Il convient en conséquence de débouter M. [C] de sa demande au titre des réparations.
Sur la demande en dommages et intérêts
M. [C] demande la condamnation de la société [Localité 8] Cars à lui verser la somme de 3 000 euros à titre de dommages et intérêts en faisant valoir qu'il est dans l'impossibilité d'utiliser son véhicule normalement et qu'à titre d'exemple, il a été contraint de le faire dépanner à de multiples reprises, notamment le 28 mars et le 10 mai 2023. Il relève que l'expert a noté qu'il était arrivé en retard à la réunion car son véhicule refusait de démarrer à cause d'une anomalie de batterie.
Sur ce,
En application de l'article L. 217-11 du code de la consommation, l'application des dispositions des articles L. 217-9 et L. 217-10 ne font pas obstacle à l'allocation de dommages et intérêts.

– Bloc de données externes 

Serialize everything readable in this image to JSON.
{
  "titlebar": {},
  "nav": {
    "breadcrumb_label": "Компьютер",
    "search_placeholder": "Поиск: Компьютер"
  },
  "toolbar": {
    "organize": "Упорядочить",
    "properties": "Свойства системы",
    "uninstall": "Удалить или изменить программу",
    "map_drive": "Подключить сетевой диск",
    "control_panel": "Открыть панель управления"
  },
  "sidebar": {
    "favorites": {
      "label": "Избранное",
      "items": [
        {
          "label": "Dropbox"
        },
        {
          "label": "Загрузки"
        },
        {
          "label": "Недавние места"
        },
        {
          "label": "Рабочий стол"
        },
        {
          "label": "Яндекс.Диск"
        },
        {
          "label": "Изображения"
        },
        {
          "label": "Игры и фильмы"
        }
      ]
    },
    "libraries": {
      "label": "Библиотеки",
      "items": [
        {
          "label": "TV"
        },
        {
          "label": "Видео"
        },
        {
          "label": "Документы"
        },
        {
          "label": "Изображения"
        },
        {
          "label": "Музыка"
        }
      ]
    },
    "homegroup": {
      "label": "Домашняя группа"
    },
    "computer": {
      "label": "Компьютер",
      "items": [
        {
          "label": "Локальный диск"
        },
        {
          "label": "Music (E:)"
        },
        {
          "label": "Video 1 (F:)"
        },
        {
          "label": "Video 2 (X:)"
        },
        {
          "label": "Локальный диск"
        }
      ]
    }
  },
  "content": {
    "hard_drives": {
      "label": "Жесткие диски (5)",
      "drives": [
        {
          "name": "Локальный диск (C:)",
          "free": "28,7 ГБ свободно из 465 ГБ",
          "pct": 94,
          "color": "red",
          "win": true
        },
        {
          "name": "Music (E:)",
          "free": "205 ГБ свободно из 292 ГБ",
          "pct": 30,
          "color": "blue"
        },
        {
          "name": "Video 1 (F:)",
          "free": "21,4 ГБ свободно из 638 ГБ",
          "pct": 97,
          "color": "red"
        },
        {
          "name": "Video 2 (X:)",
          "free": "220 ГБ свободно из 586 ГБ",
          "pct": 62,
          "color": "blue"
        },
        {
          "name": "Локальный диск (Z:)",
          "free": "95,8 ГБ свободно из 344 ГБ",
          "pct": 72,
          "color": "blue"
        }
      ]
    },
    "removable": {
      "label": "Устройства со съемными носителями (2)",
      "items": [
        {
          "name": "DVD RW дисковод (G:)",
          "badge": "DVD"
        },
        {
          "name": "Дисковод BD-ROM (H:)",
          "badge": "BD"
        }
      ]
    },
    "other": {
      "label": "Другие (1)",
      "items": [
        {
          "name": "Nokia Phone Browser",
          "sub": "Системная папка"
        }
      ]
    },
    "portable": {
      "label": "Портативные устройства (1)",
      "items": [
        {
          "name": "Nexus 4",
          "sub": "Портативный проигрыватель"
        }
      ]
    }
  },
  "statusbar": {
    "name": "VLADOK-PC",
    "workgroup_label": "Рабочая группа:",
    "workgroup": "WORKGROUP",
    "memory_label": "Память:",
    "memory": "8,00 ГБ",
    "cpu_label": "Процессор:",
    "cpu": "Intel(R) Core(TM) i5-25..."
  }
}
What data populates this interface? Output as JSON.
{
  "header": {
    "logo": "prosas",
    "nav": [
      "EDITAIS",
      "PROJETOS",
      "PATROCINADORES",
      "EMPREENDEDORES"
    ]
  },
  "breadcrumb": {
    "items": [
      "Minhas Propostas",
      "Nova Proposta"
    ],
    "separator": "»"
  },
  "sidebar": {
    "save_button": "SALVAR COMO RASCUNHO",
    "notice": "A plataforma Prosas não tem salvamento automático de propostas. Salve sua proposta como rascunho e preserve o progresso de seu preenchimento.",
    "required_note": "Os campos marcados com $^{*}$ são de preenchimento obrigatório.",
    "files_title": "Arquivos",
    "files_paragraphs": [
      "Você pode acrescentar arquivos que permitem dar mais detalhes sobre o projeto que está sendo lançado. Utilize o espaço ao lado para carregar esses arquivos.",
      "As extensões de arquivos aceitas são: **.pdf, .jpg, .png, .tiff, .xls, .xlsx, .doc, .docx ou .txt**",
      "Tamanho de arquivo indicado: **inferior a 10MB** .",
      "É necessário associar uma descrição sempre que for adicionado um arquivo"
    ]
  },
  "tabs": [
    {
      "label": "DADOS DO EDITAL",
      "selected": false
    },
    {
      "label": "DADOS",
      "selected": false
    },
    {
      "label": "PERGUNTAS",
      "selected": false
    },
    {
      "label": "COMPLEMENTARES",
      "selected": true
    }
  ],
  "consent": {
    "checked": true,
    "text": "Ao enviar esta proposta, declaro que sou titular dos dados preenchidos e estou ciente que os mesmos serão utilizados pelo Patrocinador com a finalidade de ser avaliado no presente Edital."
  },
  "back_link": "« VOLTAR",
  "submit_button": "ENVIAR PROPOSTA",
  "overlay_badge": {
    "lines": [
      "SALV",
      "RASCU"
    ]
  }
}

Il appartient donc à M. [C] de caractériser un manquement du vendeur à l'une de ses obligations, un préjudice et un lien de causalité sur le fondement de la responsabilité contractuelle de droit commun en application de l'article 1231-1 du code civil.
En l'espèce, M. [C] ne précise pas la faute qu'il impute à la société venderesse autre que le manquement à son obligation de conformité et ne justifie pas du préjudice qu'il invoque et notamment des multiples dépannages dont il fait état.
En effet, si l'expert a effectivement relevé que M. [C] était arrivé en retard à la réunion car son véhicule refusait de démarrer à cause d'une anomalie de batterie, il a également indiqué que le véhicule avait démarré normalement et que la batterie s'était donc rechargée correctement sur le trajet pour venir, et que 'le fait que la batterie se soit déchargée est certainement consécutif au fait que M. [C] utilise très peu son véhicule. Il nous a informé ne pas souhaiter se servir du véhicule tant qu'il ne sera pas remis en conformité car il est soucieux de ne pas engendrer de dommages supplémentaires sur celui-ci à cause du voyant allumé et de l'alerte stridente'.
Ainsi, l'expert, qui a repris les doléances de M. [C], n'a constaté aucune anomalie sur la batterie.
Par ailleurs, M. [C] produit uniquement deux fiches d'intervention d'assistance, l'une du 28 mars 2023 faisant état d'une intervention entre 10h58 et 11h sans autre précision que le lieu d'intervention et aucune mention quant à la nature de la panne et de l'intervention ou quant au montant de la facture. L'autre fiche est du 10 mai 2023 et fait état d'une intervention à son domicile (dépannage sur place) pour une panne de batterie et aucun montant quant à la facture.
Ainsi, ces seuls éléments ne permettent pas d'établir que M. [C] a été dans l'impossibilité d'utiliser normalement son véhicule, ni que cette situation résulterait d'une faute de la société venderesse, le défaut de conformité ne portant pas sur la batterie.
Il est en conséquence débouté de sa demande en dommages et intérêts et le jugement déféré est confirmé de ce chef.
Sur les dépens et l'article 700 du code de procédure civile
M. [C], qui succombe, est condamné aux dépens d'appel, les dispositions du jugement déféré relatives aux dépens de première instance étant par ailleurs confirmées.
Il est en conséquence débouté de sa demande au titre de l'article 700 du code de procédure civile.
PAR CES MOTIFS
La cour,
Statuant par arrêt réputé contradictoire rendu par mise à disposition au greffe,
Confirme le jugement déféré en toutes ses dispositions ;
Y ajoutant,
Déboute M. [O] [C] de sa demande au titre des réparations du véhicule ;
Déboute M. [O] [C] de toutes ses autres demandes ;
Condamne M. [O] [C] aux dépens d'appel.
- prononcé publiquement par mise à disposition de l'arrêt au greffe de la cour, les parties en ayant été préalablement avisées dans les conditions prévues au deuxième alinéa de l'article 450 du code de procédure civile.
- signé par Monsieur Philippe JAVELAS, président et par Madame Gaëlle RULLIER, greffière placée, à laquelle la minute de la décision a été remise par le magistrat signataire.